The 2011 Scion xB: The Extreme Box

Strong points
  • Interior spaciousness
  • Neat interior design
  • Simple, but unique styling
  • Great stereo
Weak points
  • Feeling its age
  • Buzzy powertrain
  • Fuel economy
Full report

It’s a box; that’s about all that runs through your head when you first see it. Gleaming under January’s delinquent sun, resplendent in its geometric glory, adorned with various TRD go-fast goodies and freshly detailed, there was absolutely no mistake to be made: it’s a box.

And, not surprisingly, I struggled to be anything but indifferent over this fact. It is, after all, the most common shape mankind has come to encounter. Your cereal comes in one, your take-out sushi in another, your music from another, and you might well be placed in one when you die. Heck, you’re staring at one right now… and that very box is displaying within it, other boxes. In fact, if you’re artful with the mouse and have nothing better to do (or are at work) you can readily recreate a Scion xB’s silhouette with nothing more than your Windows desktop. Of course, if you want to replicate the car’s front fascia, you’ll need a couple other ingredients, namely a chipmunk and a handful of nuts. Hold onto the chipmunk, feed it the nuts, watch its cheeks swell, and repeat. Yes indeed, it’s a shoebox on wheels... with a pair of overstuffed chipmunk cheeks as its sole concession to style.

But perhaps I’m being too critical. This is, after all, one of Scion’s best selling models, historically. And for good reason: it’s practical. Insanely so, in fact. Apparently being so perfectly, geometrically unimaginative pays dividends on the interior, where the slab-sided sheetmetal provides the maximum amount of interior room possible. Sliding into the low-slung driver’s seat, it’s a little disconcerting how far away everything else is; an illusion that’s helped by the centre-mounted gauge cluster and subsequently low dashboard. The control cluster and radio occupy similarly central positions, and both are quite easy to use. In a nod to the brand’s youthful heritage and target market, Scion has opted to fit their vehicles with aftermarket stereos, and the Alpine premium unit fitted to my test vehicle certainly seemed at home within the car’s futuristic confines. However, I did have one issue with the stereo: namely its inactive GPS button. Apparently requiring an additional Alpine navigation unit’s installation, it seems almost cruel to fit the car with a button teasing of further, but unavailable, features... or perhaps I'm nit-picking.

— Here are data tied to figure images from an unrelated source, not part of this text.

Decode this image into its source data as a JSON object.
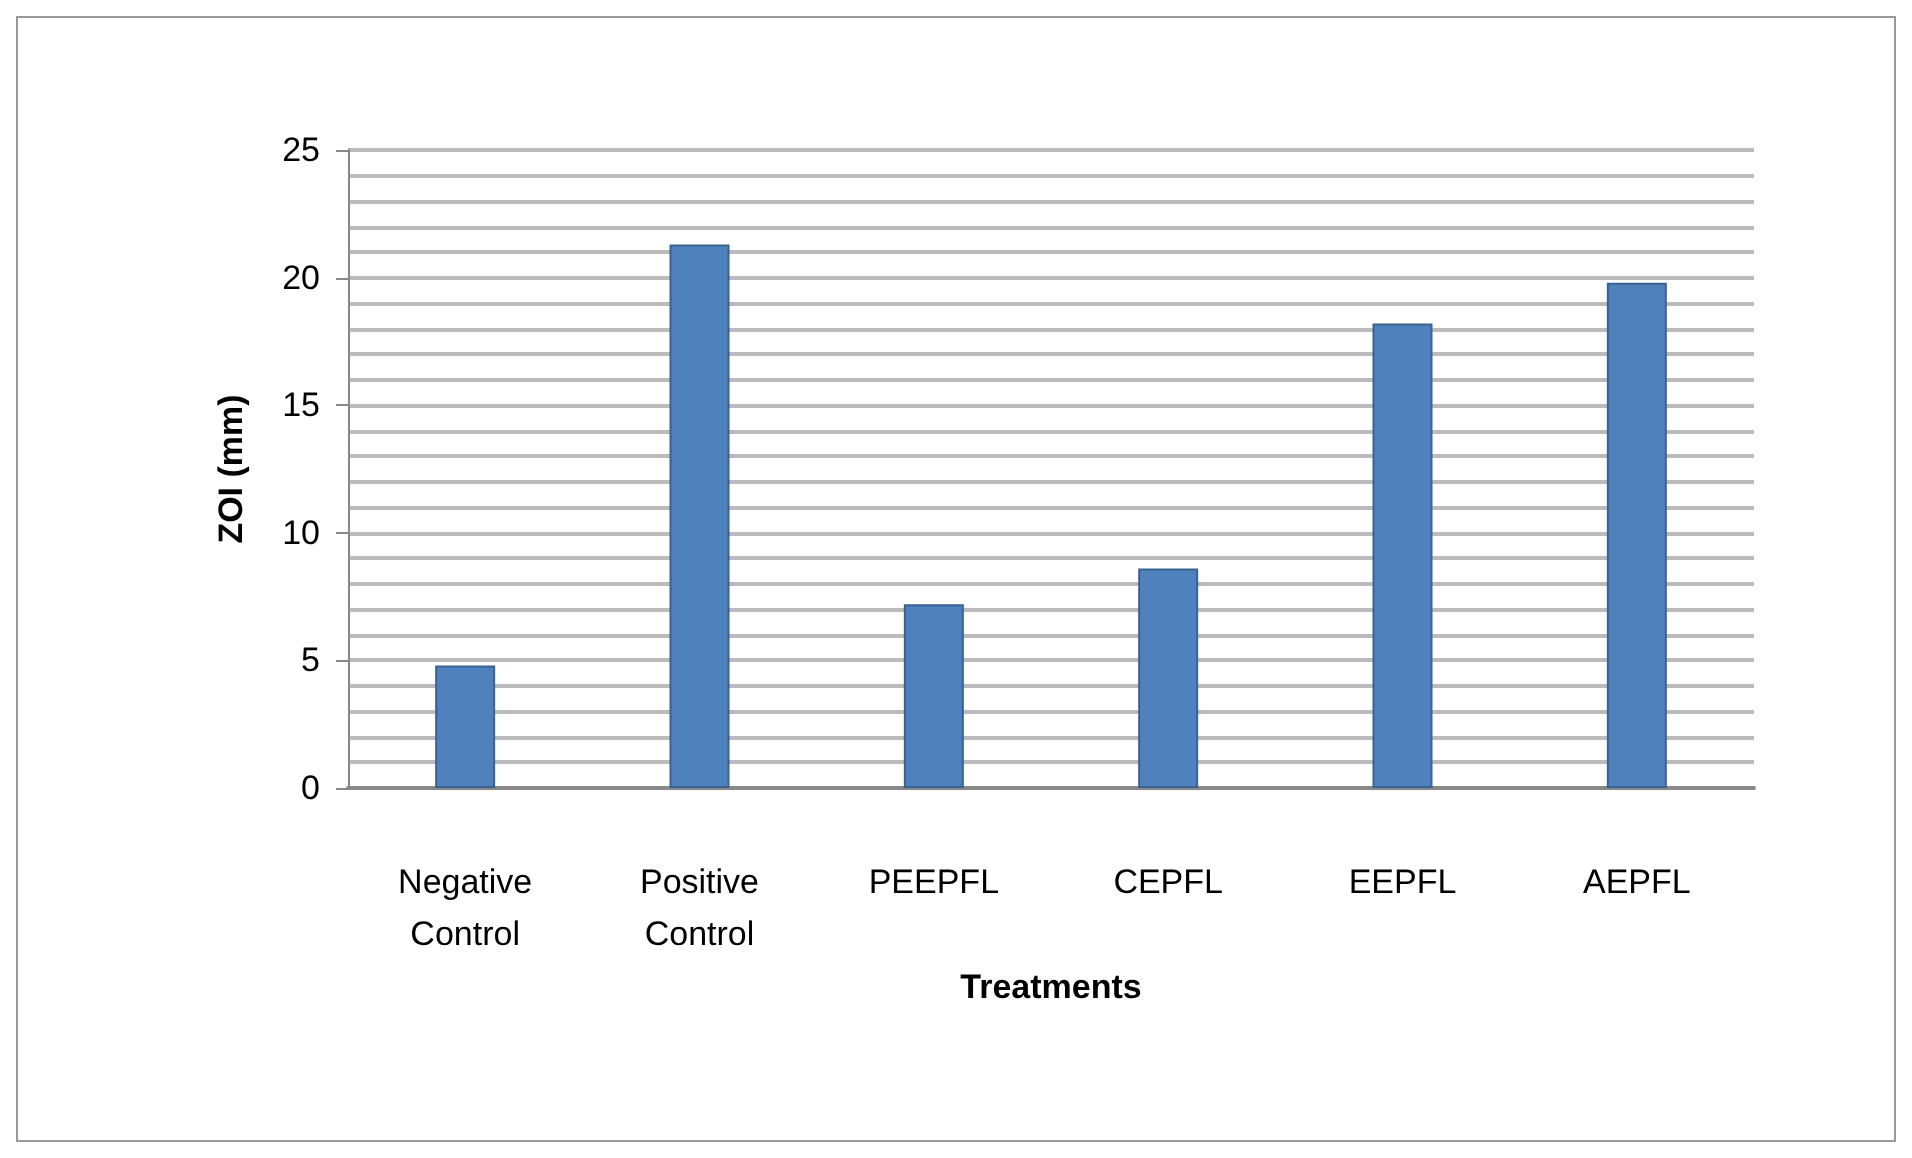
{
  "chart_data": {
    "type": "bar",
    "xlabel": "Treatments",
    "ylabel": "ZOI (mm)",
    "categories": [
      "Negative\nControl",
      "Positive\nControl",
      "PEEPFL",
      "CEPFL",
      "EEPFL",
      "AEPFL"
    ],
    "values": [
      4.8,
      21.3,
      7.2,
      8.6,
      18.2,
      19.8
    ],
    "color": "#4f81bd",
    "ylim": [
      0,
      25
    ],
    "yticks": [
      0,
      5,
      10,
      15,
      20,
      25
    ],
    "grid": "y"
  }
}
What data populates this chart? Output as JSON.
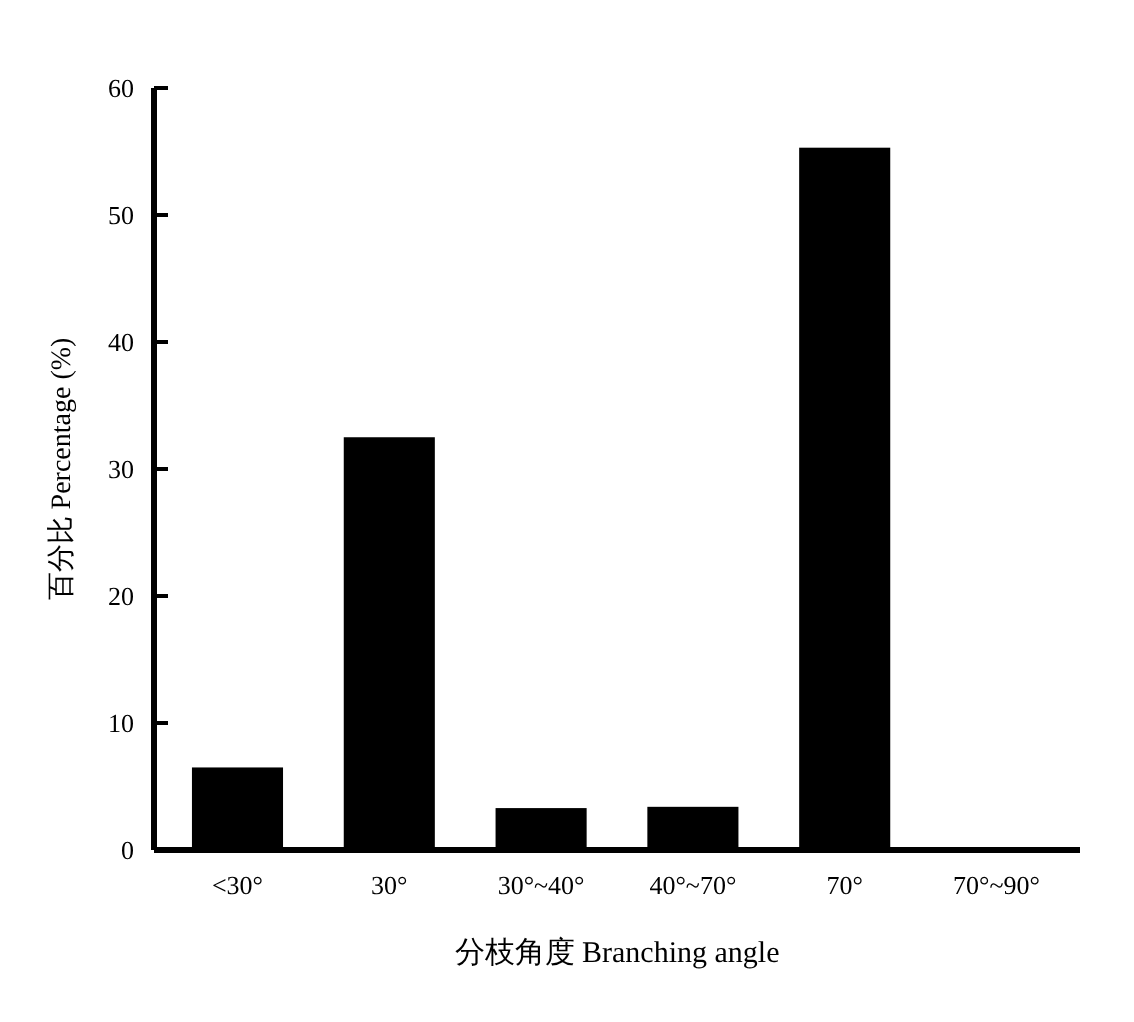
{
  "chart_data": {
    "type": "bar",
    "xlabel": "分枝角度 Branching angle",
    "ylabel": "百分比 Percentage (%)",
    "categories": [
      "<30°",
      "30°",
      "30°~40°",
      "40°~70°",
      "70°",
      "70°~90°"
    ],
    "values": [
      6.5,
      32.5,
      3.3,
      3.4,
      55.3,
      0
    ],
    "color": "#000000",
    "ylim": [
      0,
      60
    ],
    "yticks": [
      0,
      10,
      20,
      30,
      40,
      50,
      60
    ],
    "grid": false
  }
}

Then again, maybe complaining about the lack of navigation isn’t nit-picking when it’s in the context of a car that makes reading street signs as difficult as this. With a somewhat rearward seating position and the bunker-like slit windows that have become popular since Chrysler’s pillbox-on-wheels debuted a few years ago, seeing anything at an altitude of a dozen or so feet off the ground in nigh impossible from the Scion’s driver’s seat. You quickly transition to looking at the red lights on either side of an intersection, but the tunnel-vision effect never truly wears off, and it can wear on you when you end up inevitably stuck in hectic downtown traffic. Furthermore, the same stalwart c-pillars that thwarted rearward vision in the xD make a reappearance here in what one can only hope is a nod to unibody strength and crash safety (both xD and xB are based upon the same chassis). However, once you get a little bit of open space, you find yourself breathing easier, and it isn’t long before the xB starts to show a little bit of its relaxed character. The ride, although feeling nearly devoid of body roll, is supple enough, and the seats are, like so many other economy cars', ridiculously comfortable. The drivetrain sometimes comes across as a little wheezy in the cut and thrust of city traffic, but overall, it’s got long enough legs for the intermediate-length highway jaunts that are a part of so many Canadians' commutes. The steering is very light when initially moved off centre, but weights up as you keep turning in, and subsequently works divinely in almost all settings. As with the xD, traction was still at a premium, albeit less of one, although road conditions and snow tires conspired against reaching any sort of fully formed conclusion as to the bento box’s handling.

Overall the xB is, much like the xD I drove a week prior, starting to feel its age. And although Honda may have canceled the boxy Element that birthed this whole market segment, Nissan has come to the plate in a big way that’s both younger and quirkier than the Scion… but that might just prove to be a blessing in disguise for the xB. Intended to capture the young market shopping for their first or perhaps second car, Scion executives were quite surprised to discover that some of their models were being snapped up by a surprising number of senior citizens. Apparently enjoying the car’s low, retirement-income-friendly price tag, hip-replacement-friendly ingress and egress, and antiquing-friendly cargo capacity, seniors flocked to the xB in numbers that would leave Nissan cube salesmen green with envy. And although the shag-carpeting equipped cube does benefit from a few more years worth of technology and is, for the most part, the better vehicle for it, there’s still something to be said for that most basic of shapes: the box.